An IDB acts as an intermediary between dealers at investment banks, enabling banks’ traders to do large deals with one another anonymously. This allows high-profile investors to execute trades without the scrutiny of the market.
For example, assume a trader wants to buy two million shares in company A at 50 cents each. They check prices and availability with an IDB. If the trader is happy with what the IDB has to offer, the IDB will execute the deal. In return, it takes a small percentage as commission, which can be very lucrative, particularly in volatile markets.
Because IDBs get paid whenever people trade, they make money whether the market is rising or falling. High levels of price volatility in the stock markets are beneficial to them.

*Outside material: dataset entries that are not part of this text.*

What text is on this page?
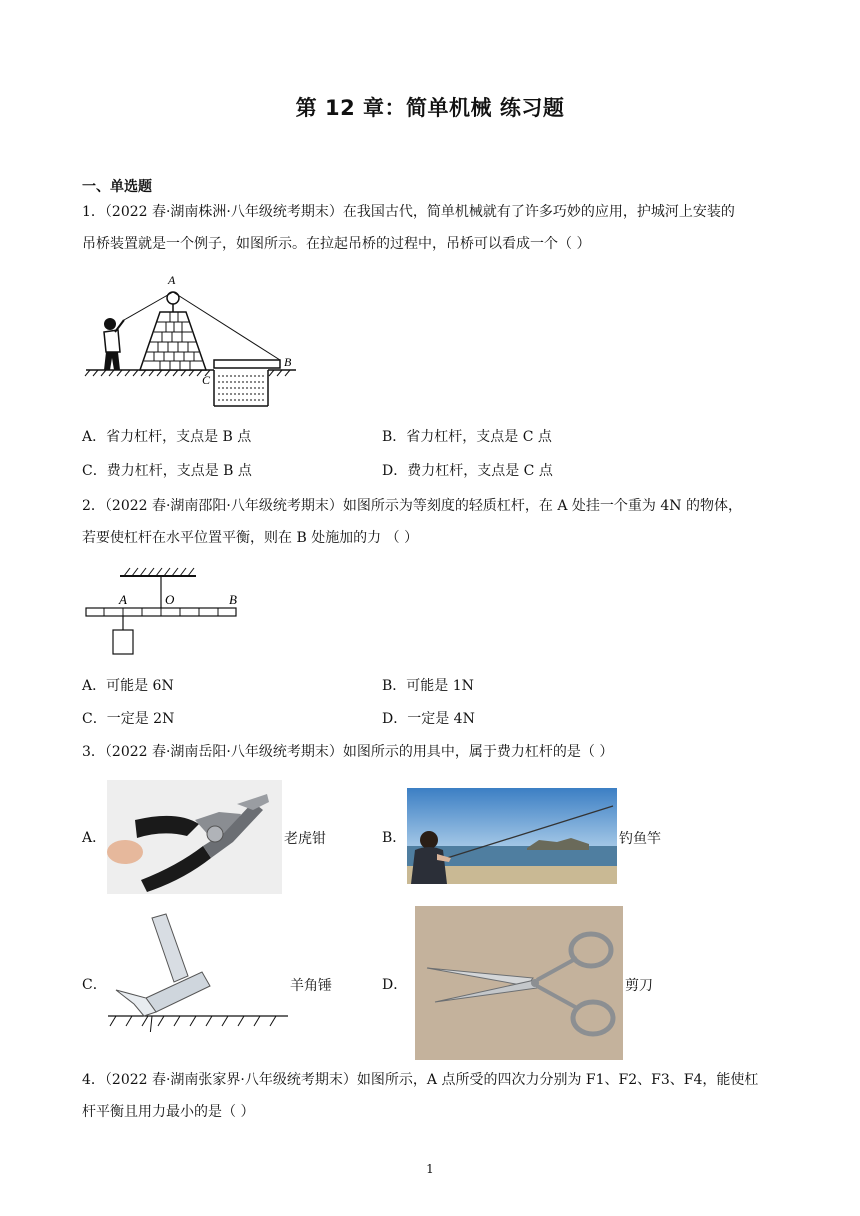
第 12 章：简单机械 练习题
一、单选题
1．（2022 春·湖南株洲·八年级统考期末）在我国古代，简单机械就有了许多巧妙的应用，护城河上安装的
吊桥装置就是一个例子，如图所示。在拉起吊桥的过程中，吊桥可以看成一个（ ）
A
B
C
A．省力杠杆，支点是 B 点	B．省力杠杆，支点是 C 点
C．费力杠杆，支点是 B 点	D．费力杠杆，支点是 C 点
2．（2022 春·湖南邵阳·八年级统考期末）如图所示为等刻度的轻质杠杆，在 A 处挂一个重为 4N 的物体，
若要使杠杆在水平位置平衡，则在 B 处施加的力 （ ）
A	O	B
A．可能是 6N	B．可能是 1N
C．一定是 2N	D．一定是 4N
3．（2022 春·湖南岳阳·八年级统考期末）如图所示的用具中，属于费力杠杆的是（ ）
A．	老虎钳	B．	钓鱼竿
C．	羊角锤	D．	剪刀
4．（2022 春·湖南张家界·八年级统考期末）如图所示，A 点所受的四次力分别为 F1、F2、F3、F4，能使杠
杆平衡且用力最小的是（ ）
1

Four big firms – ICAP, Tullett Prebon, GFI and BGC – dominate 70% of the market globally. Tradition is another key player and Collins Stewart offers interdealer broking as part of a wider range of services.
Roles and career paths
Interdealer brokers recruit graduates for voice and electronic broking. Voice brokers speak to clients on the telephone and execute trades around more complex products, which typically require more discussion or explanation.

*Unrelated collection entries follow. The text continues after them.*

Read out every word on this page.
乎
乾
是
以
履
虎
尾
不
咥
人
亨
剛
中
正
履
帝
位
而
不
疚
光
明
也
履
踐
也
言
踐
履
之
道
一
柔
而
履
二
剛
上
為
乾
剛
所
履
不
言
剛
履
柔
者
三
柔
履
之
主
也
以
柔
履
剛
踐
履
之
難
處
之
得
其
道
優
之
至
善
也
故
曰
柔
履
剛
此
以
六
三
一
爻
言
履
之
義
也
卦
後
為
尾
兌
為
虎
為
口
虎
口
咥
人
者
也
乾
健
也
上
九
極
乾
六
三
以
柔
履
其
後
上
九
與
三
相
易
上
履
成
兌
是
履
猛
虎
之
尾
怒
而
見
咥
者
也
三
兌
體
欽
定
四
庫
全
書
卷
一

Electronic brokers use computer screens to check client needs and execute deals. Electronic broking is about speed, trading cash or equity products in large volumes at the right price, before the client’s competitors.
Brokers usually specialise in a product, which can range from options or futures to fixed-income products. The career path is junior broker, broker, desk manager, director, head of division.
Pay and bonuses
Globally, starting salaries range between $40k and $50k, according to IDB headhunter Search Partners. The spread between base salaries for senior brokers is large – $120k-220k. The general rule is the more complex the product, the higher the salary.

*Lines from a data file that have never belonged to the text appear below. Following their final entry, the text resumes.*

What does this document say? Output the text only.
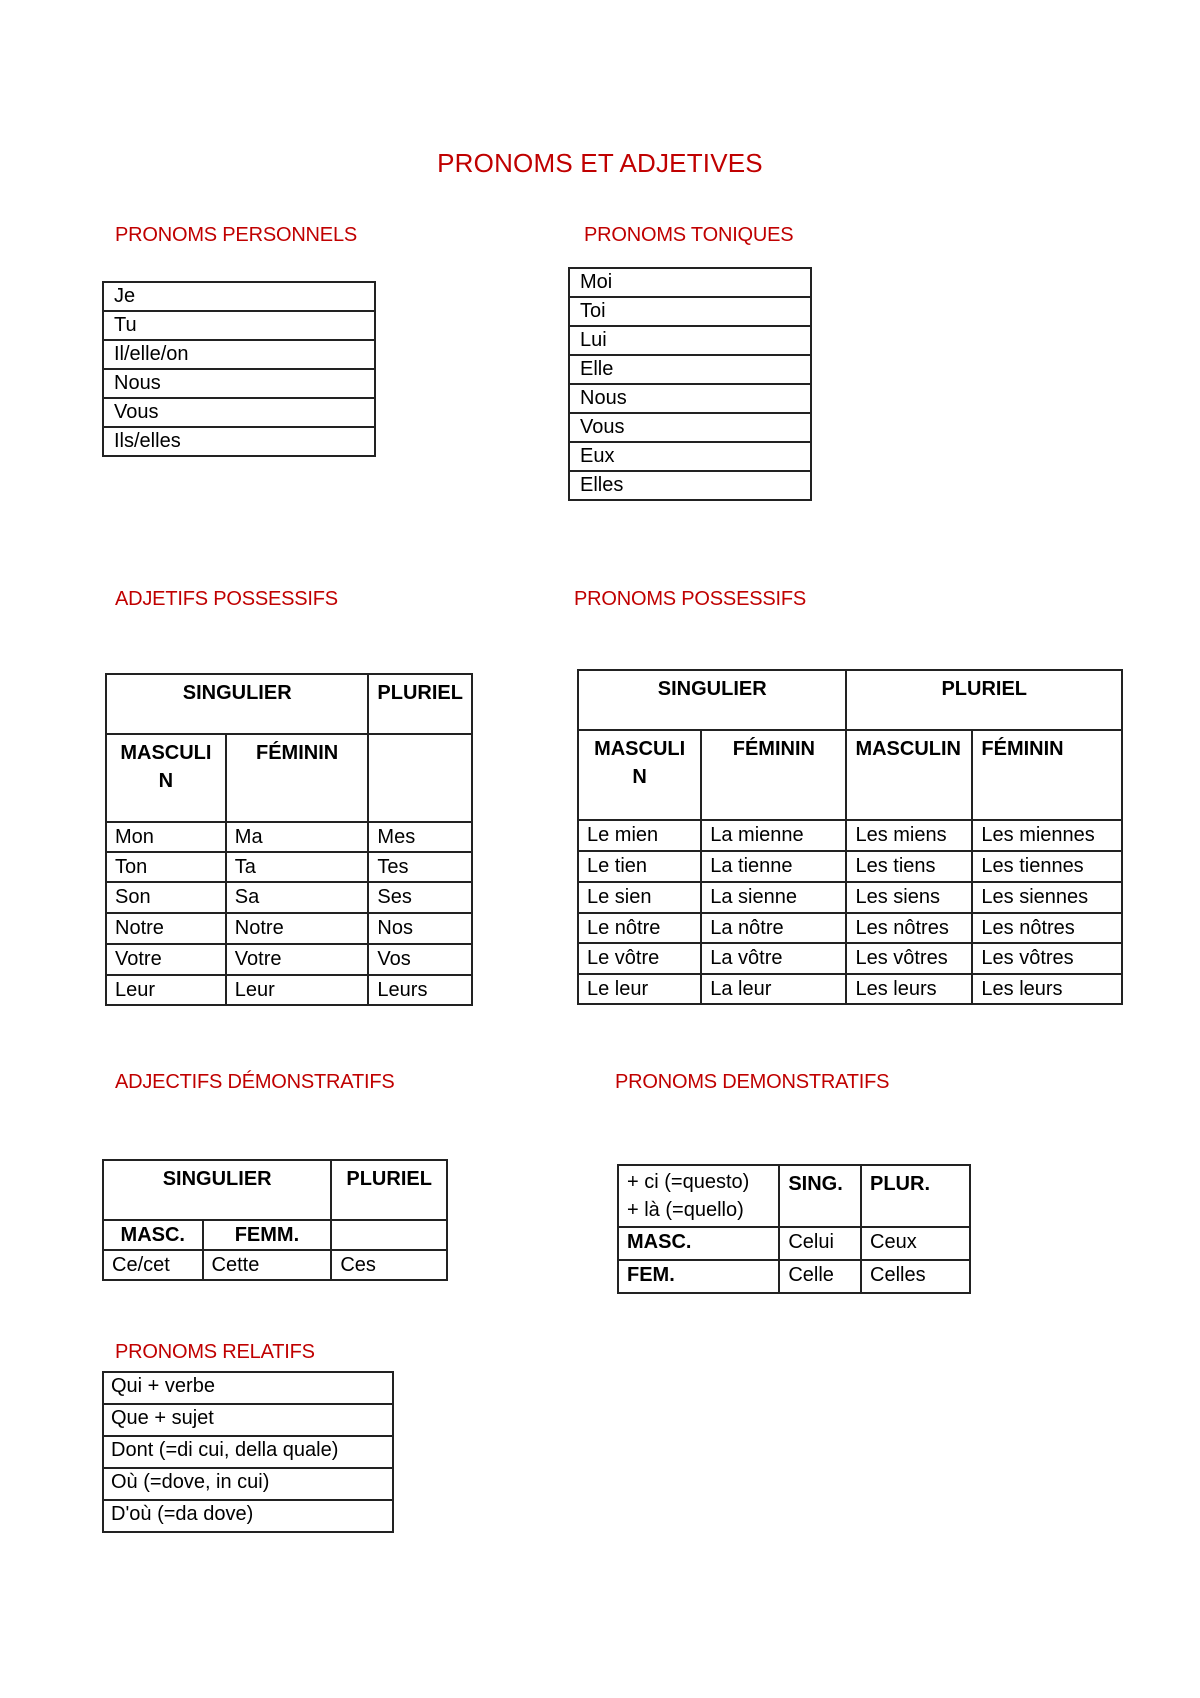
PRONOMS ET ADJETIVES
PRONOMS PERSONNELS
Je
Tu
Il/elle/on
Nous
Vous
Ils/elles
PRONOMS TONIQUES
Moi
Toi
Lui
Elle
Nous
Vous
Eux
Elles
ADJETIFS POSSESSIFS
SINGULIER		PLURIEL
MASCULI N	FÉMININ	
Mon	Ma	Mes
Ton	Ta	Tes
Son	Sa	Ses
Notre	Notre	Nos
Votre	Votre	Vos
Leur	Leur	Leurs
PRONOMS POSSESSIFS
SINGULIER		PLURIEL	
MASCULI N	FÉMININ	MASCULIN	FÉMININ
Le mien	La mienne	Les miens	Les miennes
Le tien	La tienne	Les tiens	Les tiennes
Le sien	La sienne	Les siens	Les siennes
Le nôtre	La nôtre	Les nôtres	Les nôtres
Le vôtre	La vôtre	Les vôtres	Les vôtres
Le leur	La leur	Les leurs	Les leurs
ADJECTIFS DÉMONSTRATIFS
SINGULIER		PLURIEL
MASC.	FEMM.	
Ce/cet	Cette	Ces
PRONOMS DEMONSTRATIFS
+ ci (=questo)
+ là (=quello)	SING.	PLUR.
MASC.	Celui	Ceux
FEM.	Celle	Celles
PRONOMS RELATIFS
Qui + verbe
Que + sujet
Dont (=di cui, della quale)
Où (=dove, in cui)
D'où (=da dove)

But IDBs make most of their cash from a percentage of the money they bring in for the company, anything from 35% to 50%, with more confident brokers pushing for a bigger cut and smaller base.
Interdealer broking is about relationships, so if you’re not a people person, don’t apply. In fact, such is the bond between broker and client that if a successful broker leaves for a competitor, they’ll often take their business with them.
“Interdealer broking is as much about people as it is the markets,” says Gary Smith, deputy CEO, London and EMEA at ICAP. “You will need to be quick-thinking, confident and ambitious to thrive in this exciting and fast-paced business.”
The job involves a lot of client entertainment. Recruiters in this area suggest that a junior broker can spend three or four nights a week entertaining and you’re still expected to be at your desk at 7am the following morning.
However, getting in requires more than just social skills. “We look for determined, intelligent, driven individuals with core competencies that tend to be in mathematics, economics or science,” says Angus Wink, CEO, EMEA at Tullett Prebon. “We need highly developed networkers who are mature communicators with excellent analytical minds. The world is fast moving and dynamic, making an innovative and entrepreneurial spirit a must.”